The WaterSense label is essentially to water what the EnergyStar label is to energy; a certification that a product has met with strict standards in terms of efficiency.
Some people may not be as familiar with the WaterSense as the program was only started in 2006, compared with EnergyStar, which began in 1992. So, I thought I would take this opportunity to answer the 5 Ws about the WaterSense program.
What is WaterSense?
WaterSense is a program established to “protect the nation’s water supply by offering people a simple way to use less water with water-efficient products, new homes, and services” (source).
For most of us, this means a label we can trust. The WaterSense label is intended to save consumers time and effort by easily identifying water efficient products.
Products and services bearing the WaterSense label have met a set of criteria defined by the US Environmental Protection Agency (EPA). Products are tested and certified by an independent third-party and must be at least 20% more water efficient than non-certified products in their category, without compromised performance.
Who is behind WaterSense?
The WaterSense program is a partnership between the US EPA and people who have a vested interest in water conservation. This includes local, state, and federal governments, builders and their associations, irrigation professionals, non-profit organizations, product manufacturers and retailers, utility companies and trade associations.
Most of us in developed countries take for granted that we have clean drinking water available at the turn of a faucet. As a result, we have a tendency to waste water. Wasted water isn’t only a wasted resource, it is a waste of all the energy required to clean, heat and transport that water.
If only 10% of homes in the US were to install WaterSense labeled faucets in their bathrooms it could save 6 billion gallons of water each year, and more than $50 million in the energy costs to supply, heat and treat that water!
Where can the WaterSense label be found?
The WaterSense label can be found on products such as:
- Bathroom sink faucets and accessories – The average US household could save more than 500 gallons of water a year by converting all bathroom fixtures to WaterSense labelled products. There are 3360 certified products in this category.
- Shower heads – Switching to a WaterSense shower head could save an average household more than 2,300 gallons of water per year (see the video below for more information). There are 605 certified products in this category.
- Toilets – Toilets are the main source of wasted water in most households. An average household could save 4,000 gallons of water per year with a WaterSense toilet. There are 1121 certified products in this category.

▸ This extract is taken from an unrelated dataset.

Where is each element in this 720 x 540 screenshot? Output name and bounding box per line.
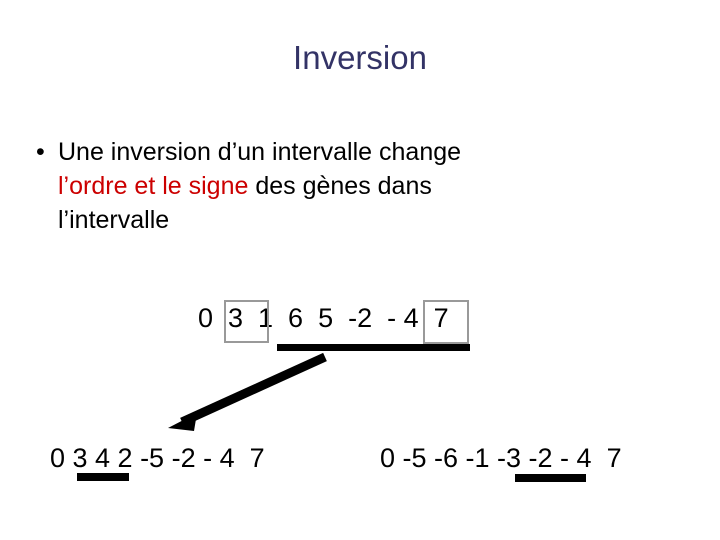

- Urinals – OK, so most homes don’t have a urinal, but there are some that do and the gents in most businesses will provide at least a couple. An inefficient urinal uses 1.5 gallons of water per flush (gpf) whereas a WaterSense labelled urinal uses no more than 0.5 gpf. That’s approximately 4,600 gallons of water saved per urinal per year! There are 102 certified products in this category.
- Landscape irrigation controllers - As much as 3.5 billion gallons of water is wasted every day in the US by over-watering and inefficiencies in outdoor irrigation systems. WaterSense labelled irrigation controllers act like a thermostat for your irrigation system, matching watering schedules to the garden’s needs and therefore reducing water waste.

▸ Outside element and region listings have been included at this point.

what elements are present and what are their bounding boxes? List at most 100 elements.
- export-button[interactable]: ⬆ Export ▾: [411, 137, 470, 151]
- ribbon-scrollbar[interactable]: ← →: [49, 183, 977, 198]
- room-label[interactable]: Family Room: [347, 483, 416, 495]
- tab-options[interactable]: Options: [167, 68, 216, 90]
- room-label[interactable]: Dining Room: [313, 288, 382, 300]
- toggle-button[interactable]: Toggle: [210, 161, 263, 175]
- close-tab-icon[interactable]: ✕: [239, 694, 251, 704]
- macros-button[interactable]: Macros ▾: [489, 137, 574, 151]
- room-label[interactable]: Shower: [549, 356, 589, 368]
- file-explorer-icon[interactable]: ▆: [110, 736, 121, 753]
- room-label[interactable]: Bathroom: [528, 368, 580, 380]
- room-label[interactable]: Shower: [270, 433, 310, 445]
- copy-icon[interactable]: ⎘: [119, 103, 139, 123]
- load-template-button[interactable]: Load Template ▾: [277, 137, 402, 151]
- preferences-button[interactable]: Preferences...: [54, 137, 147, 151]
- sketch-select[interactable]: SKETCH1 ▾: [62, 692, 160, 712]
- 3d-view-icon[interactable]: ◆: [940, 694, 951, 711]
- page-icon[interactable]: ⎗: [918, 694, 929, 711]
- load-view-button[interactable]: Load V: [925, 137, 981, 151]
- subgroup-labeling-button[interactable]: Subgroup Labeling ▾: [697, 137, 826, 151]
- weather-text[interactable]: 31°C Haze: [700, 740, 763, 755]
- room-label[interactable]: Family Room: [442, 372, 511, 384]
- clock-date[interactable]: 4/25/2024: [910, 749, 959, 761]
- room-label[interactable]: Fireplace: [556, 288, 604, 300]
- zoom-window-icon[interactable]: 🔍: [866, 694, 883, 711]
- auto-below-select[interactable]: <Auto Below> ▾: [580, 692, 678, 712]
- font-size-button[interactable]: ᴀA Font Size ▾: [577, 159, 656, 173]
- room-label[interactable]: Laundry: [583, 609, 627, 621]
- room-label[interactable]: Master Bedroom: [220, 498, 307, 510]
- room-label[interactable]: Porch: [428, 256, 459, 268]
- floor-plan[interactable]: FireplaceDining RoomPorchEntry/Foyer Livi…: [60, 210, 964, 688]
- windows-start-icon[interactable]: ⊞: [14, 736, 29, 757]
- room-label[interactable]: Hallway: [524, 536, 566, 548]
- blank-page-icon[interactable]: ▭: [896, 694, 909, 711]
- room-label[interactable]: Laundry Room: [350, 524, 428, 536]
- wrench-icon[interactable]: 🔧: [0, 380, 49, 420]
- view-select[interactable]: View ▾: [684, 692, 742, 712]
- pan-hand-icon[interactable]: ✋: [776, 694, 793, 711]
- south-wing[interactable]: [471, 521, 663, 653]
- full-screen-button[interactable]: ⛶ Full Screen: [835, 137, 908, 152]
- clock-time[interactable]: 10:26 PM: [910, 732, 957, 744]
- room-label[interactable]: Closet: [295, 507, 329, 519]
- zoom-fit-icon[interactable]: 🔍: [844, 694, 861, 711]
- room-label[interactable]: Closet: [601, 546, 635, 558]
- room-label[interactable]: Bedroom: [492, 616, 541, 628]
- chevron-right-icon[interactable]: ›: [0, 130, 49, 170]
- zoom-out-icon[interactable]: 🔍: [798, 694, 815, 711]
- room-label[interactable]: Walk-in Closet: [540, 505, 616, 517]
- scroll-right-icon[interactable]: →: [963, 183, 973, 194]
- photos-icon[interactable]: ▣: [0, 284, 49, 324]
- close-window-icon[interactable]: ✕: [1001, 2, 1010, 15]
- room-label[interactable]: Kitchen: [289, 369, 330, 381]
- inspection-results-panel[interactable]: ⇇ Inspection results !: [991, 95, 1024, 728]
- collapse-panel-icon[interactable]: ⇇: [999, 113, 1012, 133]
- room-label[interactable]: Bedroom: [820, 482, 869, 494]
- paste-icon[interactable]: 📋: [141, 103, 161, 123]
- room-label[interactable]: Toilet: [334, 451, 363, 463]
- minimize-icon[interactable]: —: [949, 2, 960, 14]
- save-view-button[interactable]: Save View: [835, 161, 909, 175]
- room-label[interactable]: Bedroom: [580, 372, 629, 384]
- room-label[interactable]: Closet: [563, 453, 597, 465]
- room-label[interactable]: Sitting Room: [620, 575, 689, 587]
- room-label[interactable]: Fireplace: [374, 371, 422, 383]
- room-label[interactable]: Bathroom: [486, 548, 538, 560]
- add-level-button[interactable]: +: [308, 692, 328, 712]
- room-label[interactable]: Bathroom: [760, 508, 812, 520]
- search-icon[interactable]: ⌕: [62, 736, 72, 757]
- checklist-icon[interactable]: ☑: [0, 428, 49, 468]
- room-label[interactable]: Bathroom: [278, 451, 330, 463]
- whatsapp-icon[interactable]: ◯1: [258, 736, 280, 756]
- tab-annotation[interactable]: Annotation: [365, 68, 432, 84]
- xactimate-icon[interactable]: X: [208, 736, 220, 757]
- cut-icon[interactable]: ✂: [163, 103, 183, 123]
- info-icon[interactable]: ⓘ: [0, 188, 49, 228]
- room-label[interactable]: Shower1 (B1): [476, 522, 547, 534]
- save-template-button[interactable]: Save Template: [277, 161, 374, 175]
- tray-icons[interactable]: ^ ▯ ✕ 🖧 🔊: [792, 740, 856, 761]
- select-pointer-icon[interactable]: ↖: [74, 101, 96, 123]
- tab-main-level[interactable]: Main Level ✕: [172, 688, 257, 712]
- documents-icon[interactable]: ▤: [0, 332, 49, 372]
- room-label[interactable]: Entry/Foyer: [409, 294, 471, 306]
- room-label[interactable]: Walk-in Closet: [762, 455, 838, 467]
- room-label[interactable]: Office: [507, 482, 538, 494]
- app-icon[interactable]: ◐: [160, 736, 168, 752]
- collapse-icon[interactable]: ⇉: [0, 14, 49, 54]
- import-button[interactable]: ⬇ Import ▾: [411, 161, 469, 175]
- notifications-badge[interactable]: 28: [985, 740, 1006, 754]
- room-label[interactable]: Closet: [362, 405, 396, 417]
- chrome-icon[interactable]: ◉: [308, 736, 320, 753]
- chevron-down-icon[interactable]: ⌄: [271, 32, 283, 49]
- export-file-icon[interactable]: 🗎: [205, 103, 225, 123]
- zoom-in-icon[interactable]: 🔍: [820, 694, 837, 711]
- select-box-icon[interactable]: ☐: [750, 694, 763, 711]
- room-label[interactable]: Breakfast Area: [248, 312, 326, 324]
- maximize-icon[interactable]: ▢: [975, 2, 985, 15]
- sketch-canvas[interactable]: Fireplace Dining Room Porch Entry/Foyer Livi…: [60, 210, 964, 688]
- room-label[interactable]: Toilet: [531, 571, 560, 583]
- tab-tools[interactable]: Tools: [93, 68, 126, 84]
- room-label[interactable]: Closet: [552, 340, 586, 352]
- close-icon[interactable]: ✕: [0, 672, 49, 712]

The WaterSense label can also be given to new homes that have incorporated water saving technologies and products to reduce water consumption both inside and outside the home. Compared with an average home, a new WaterSense labelled home could save a family of four as much as 50,000 gallons of water a year.
Finally, professional services, such as landscape irrigation professionals can also earn the WaterSense certification standard. When applied to a service, the label is verification of the business’ proficiency in the design, installation, maintenance and auditing of irrigation systems. Just like products, the performance of the service provider is certified by an independent third-party.
When should I switch to WaterSense?
There’s no time like the present! Obviously, if you are in the market for a new toilet or faucet, then look for a product that carries the WaterSense label. However, it might also save you some money and save the environment some precious resources if you make the switch before it needs replacing. If you’re unsure, you can calculate your water savings and determine whether it’s worth it to upgrade to a water efficient model.